The death of Ruth Bader Ginsburg was not unexpected, but it was a shock, nonetheless. Even though we knew she was fighting a long and courageous battle against cancer, we all knew that death was possible. But when it came, the ramifications of her death burst into high relief. 

Ginsburg was the beloved champion of gender equality over her long career as a lawyer, a judge, and finally, as justice on the Supreme Court. She was appointed by President Bill Clinton in 1993, and she was the second woman to be appointed to the Supreme Court. 

She served in that position for twenty-seven years, until her death. There is no such thing as a ‘timely’ death. No matter how prepared you think you are for the death of a loved one, when death comes, it is a shock. It is never timely for those who are left behind.

Ginsburg believed in her country and saw it through liberal eyes. And although her opinions frequently conflicted with those of her fellow justices, she stuck stubbornly to her positions and fought valiantly for what she believed. She will be missed by those who respected her and loved her for what she stood for and for her courage in the face of the disease that finally took her life. 

Chief Justice John G. Roberts, Jr., said of Justice Ginsburg,

“Our nation has lost a jurist of historic stature. We at the Supreme Court have lost a cherished colleague.”

She will no doubt be remembered as what Chief Justice Roberts called “a tireless and resolute champion of justice”.

Justice Ginsburg held on to her seat on the court until the very end. And now that she is gone, the fight to replace her on the Court is just beginning.  

National Public Radio (NPR) reported that just days before her death, she told her granddaughter,

“My most fervent wish is that I will not be replaced until a new president is installed.” 

This story has not been verified, but the fact that she wanted to hold onto her seat until a Democrat was in the White House is hardly news.  

But this is a decision that the Senate must make, and the ramifications of that decision, whatever it will be, will be monumental. Whichever way it plays out, the history of this country hinges upon it, because it is inextricably entwined in the political struggle relating to the upcoming Presidential elections. 

In this Feb. 2017 file photo, Supreme Court Justice Ruth Bader Ginsburg speaks at Stanford University in Stanford, Calif. The Supreme Court says Ginsburg has died of metastatic pancreatic cancer at age 87. (AP File)

Justice Ruth Bader Ginsburg died at a time when the country is being torn apart by street riots, lawlessness, and deadly fights between the right and the left. It is a time when the hatred of the Democrats against the Republicans and particularly against the President, has spilled over into cities around the country, where riots, looting, burning, and violent attacks against the police are the order of the day. 

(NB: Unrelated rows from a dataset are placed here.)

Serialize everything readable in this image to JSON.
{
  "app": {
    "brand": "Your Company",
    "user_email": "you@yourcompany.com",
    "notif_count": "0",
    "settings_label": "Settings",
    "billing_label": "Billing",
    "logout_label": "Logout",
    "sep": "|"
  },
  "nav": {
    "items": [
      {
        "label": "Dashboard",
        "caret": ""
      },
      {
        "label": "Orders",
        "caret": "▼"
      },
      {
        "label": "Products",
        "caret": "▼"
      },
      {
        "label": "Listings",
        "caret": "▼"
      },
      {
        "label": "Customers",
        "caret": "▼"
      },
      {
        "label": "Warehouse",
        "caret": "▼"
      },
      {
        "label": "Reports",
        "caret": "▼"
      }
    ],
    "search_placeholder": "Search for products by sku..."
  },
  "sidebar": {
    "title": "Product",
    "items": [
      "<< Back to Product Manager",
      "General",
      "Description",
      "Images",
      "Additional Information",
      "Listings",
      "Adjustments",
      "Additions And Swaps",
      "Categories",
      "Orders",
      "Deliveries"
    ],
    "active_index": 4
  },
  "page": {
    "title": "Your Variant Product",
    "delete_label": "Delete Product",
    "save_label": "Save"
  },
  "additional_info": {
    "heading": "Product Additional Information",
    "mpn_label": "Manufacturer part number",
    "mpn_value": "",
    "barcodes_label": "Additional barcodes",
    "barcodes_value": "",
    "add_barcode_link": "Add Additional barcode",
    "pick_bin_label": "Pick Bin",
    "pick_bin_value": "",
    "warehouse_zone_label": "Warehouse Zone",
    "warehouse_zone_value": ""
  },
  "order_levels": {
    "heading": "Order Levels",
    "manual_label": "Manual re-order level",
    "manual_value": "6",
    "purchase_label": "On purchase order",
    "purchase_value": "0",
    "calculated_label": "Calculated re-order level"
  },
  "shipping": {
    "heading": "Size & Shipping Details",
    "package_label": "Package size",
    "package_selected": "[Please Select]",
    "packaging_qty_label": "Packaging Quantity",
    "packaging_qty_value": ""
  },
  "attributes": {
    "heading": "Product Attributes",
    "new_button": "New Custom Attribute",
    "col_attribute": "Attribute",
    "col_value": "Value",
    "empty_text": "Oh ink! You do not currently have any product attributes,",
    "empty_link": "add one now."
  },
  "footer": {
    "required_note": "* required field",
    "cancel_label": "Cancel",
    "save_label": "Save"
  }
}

America is less than seven weeks away from the most important presidential election in our lifetime, and the country is tottering on the brink of a civil war. This new controversy may be just the thing that pushes us over the edge.

Mitch McConnell

A great deal depends on what Mitch McConnell decides to do. Justice Ginsburg’s death is going to ignite a firestorm around whether a new justice should be nominated before the November election, or not until after the winner of the election is sworn in on January 20th, 2021.

There is a precedent for waiting. When Justice Antonin Scalia died suddenly in 2016, Republicans had a majority in the Senate and McConnell held up the nominations of Judge Merrick Garland, appointed by President Obama, for ten months. McConnell refused to hold hearings or take a vote until after the 2016 election. But on Friday, he said unequivocally that, “President Trump’s nominee will receive a vote on the floor of the United States Senate”.

The Democrats and the Republicans have been at loggerheads for the last four years. And the radical left, rioting in our cities and destroying whatever they can, are leading us into a conflict that we will not be able to turn back from.

Ruth Bader Ginsburg’s death may be the proverbial straw that breaks the back of law and order in the United States, and leads us into a mighty civil war between the radical agitators of Antifa, Black Lives Matter, and anarchists who have taken over our streets, and the people of America who believe in the Constitution and the vision that it gave to generations of Americans who built this country and the immigrants who came here in search of a better life. 

There is no middle ground on this decision. President Trump will need to use every bit of insight and skill to defuse the bomb that is about to go off and hurtle our country into civil war. Our future and the future of our beloved country depends on it.